En este paisaje de signos agotados, la derecha mexicana parece un manuscrito perdido de la biblioteca de Babel: todos saben que existe, nadie lo encuentra y los pocos que dicen haberlo leído lo citan de memoria equivocada, Acción Nacional, que en otro tiempo fue herejía organizada contra el partido único, hoy es un apócrifo de sí mismo, pero conserva el registro, el logotipo, los edificios, las siglas —es decir, la patente, el nombre comercial, la marca registrada—, pero ha perdido la sustancia, como esos evangelios gnósticos que circulaban en Alejandría con el título correcto y el texto falsificado, su dirigencia actual, encarnada en la figura de Jorge Romero y en el Consejo Nacional, prepara para los primeros meses de 2026 la presentación del “Plan de Acción por México”, un documento que se anuncia como proyecto de nación y que en realidad, será un nuevo capítulo del gran simulacro: un conjunto de propuestas tibias, redactadas con la cautela de quien teme ofender al poder y la ambigüedad de quien ya no cree en nada, no es un programa; es un acta de sumisión disfrazada de oposición responsable, es, para decirlo con precisión semiótica, un texto que significa su propia insignificancia.
Y sin embargo, en la lógica perversa de los signos, esa misma vacuidad abre una grieta, por qué el PAN, aunque muerto como idea, sigue vivo como institución, es un cadáver exquisito que aún respira por el fuelle del financiamiento público y por la inercia de sus estructuras territoriales, es, para emplear la metáfora borgiana, el Aleph de la derecha mexicana: el punto que contiene todos los puntos desde el cual puede volver a mirarse el universo político, no hay otro, los “intentos” de crear nuevos partidos —Viva México, México Republicano y otros nombres que suenan a marcas de tequila fallido— han terminado en el basurero de los registros negados, el PRI es un nombre que ya sólo sirve para asustar niños, el PRD es un recuerdo que ni siquiera merece necrológica, Movimiento Ciudadano es un performance naranja sin sustancia, queda pues, el PAN: un nombre vacío que puede ser rellenado.

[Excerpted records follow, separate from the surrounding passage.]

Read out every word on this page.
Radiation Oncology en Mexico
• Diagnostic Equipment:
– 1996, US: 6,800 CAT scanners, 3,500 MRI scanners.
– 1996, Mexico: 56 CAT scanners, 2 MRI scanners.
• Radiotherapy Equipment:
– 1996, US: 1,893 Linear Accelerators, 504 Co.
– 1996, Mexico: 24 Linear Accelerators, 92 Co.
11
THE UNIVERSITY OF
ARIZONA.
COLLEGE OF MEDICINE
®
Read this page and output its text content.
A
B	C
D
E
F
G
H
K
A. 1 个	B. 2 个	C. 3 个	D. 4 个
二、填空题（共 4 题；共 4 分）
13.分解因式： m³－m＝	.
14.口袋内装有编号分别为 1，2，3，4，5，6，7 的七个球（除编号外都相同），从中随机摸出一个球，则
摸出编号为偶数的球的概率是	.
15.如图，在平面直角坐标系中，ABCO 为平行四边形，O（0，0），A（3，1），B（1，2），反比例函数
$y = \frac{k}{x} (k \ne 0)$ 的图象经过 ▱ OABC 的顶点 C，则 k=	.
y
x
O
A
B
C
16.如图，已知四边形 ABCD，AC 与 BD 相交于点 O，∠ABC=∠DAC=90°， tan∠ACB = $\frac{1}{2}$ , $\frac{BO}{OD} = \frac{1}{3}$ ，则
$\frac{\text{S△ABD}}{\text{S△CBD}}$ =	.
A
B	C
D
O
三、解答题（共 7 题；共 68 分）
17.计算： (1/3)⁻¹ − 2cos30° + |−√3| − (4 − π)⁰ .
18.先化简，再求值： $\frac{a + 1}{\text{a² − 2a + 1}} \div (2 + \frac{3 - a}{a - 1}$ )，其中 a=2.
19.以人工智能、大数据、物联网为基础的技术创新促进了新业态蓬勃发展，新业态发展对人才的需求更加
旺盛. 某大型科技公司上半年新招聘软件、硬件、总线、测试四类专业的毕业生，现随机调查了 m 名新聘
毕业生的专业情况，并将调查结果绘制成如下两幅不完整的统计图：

La operación que se requiere no es arqueológica (resucitar el pasado) ni utópica (inventar un partido nuevo), sino hermenéutica: reescribir el texto desde dentro, apoderarse del significante para restituirle un significado perdido, los diez principios fundacionales —bien común, persona, subsidiaridad, solidaridad, rechazo al totalitarismo— no son reliquias de museo; son armas cargadas de futuro para quien sepa leerlas contra la cultura del pragmatismo actual, los estatutos permiten corrientes, asambleas, elecciones internas, el camino está escrito, aunque nadie lo haya recorrido en décadas.
Quién tenga la audacia de interpretar el texto panista no como documento histórico sino como —un pergamino raspado sobre el cual aún puede escribirse— encontrará que la derecha mexicana no necesita inventar nada: sólo necesita releer lo que ya está escrito y hacerlo cumplir, no se trata de fundar un partido nuevo, sino de realizar una exégesis radical del único que queda, no se trata de pedir permiso a la dirigencia domesticada, sino de desplazarla con la fuerza de la interpretación auténtica.
Porque la historia es siempre una conspiración de intérpretes y en 2026 que está a la vuelta de la esquina, México espera al intérprete que convierta el apócrifo moribundo en evangelio vivo, el manuscrito está ahí, cubierto de polvo y de tibieza, solo falta quien lo abra, lo lea en voz alta y con la autoridad de quien descubre un texto prohibido, lo haga ley otra vez.
El reloj de la República marca la hora de los hermeneutas, que no sea tarde.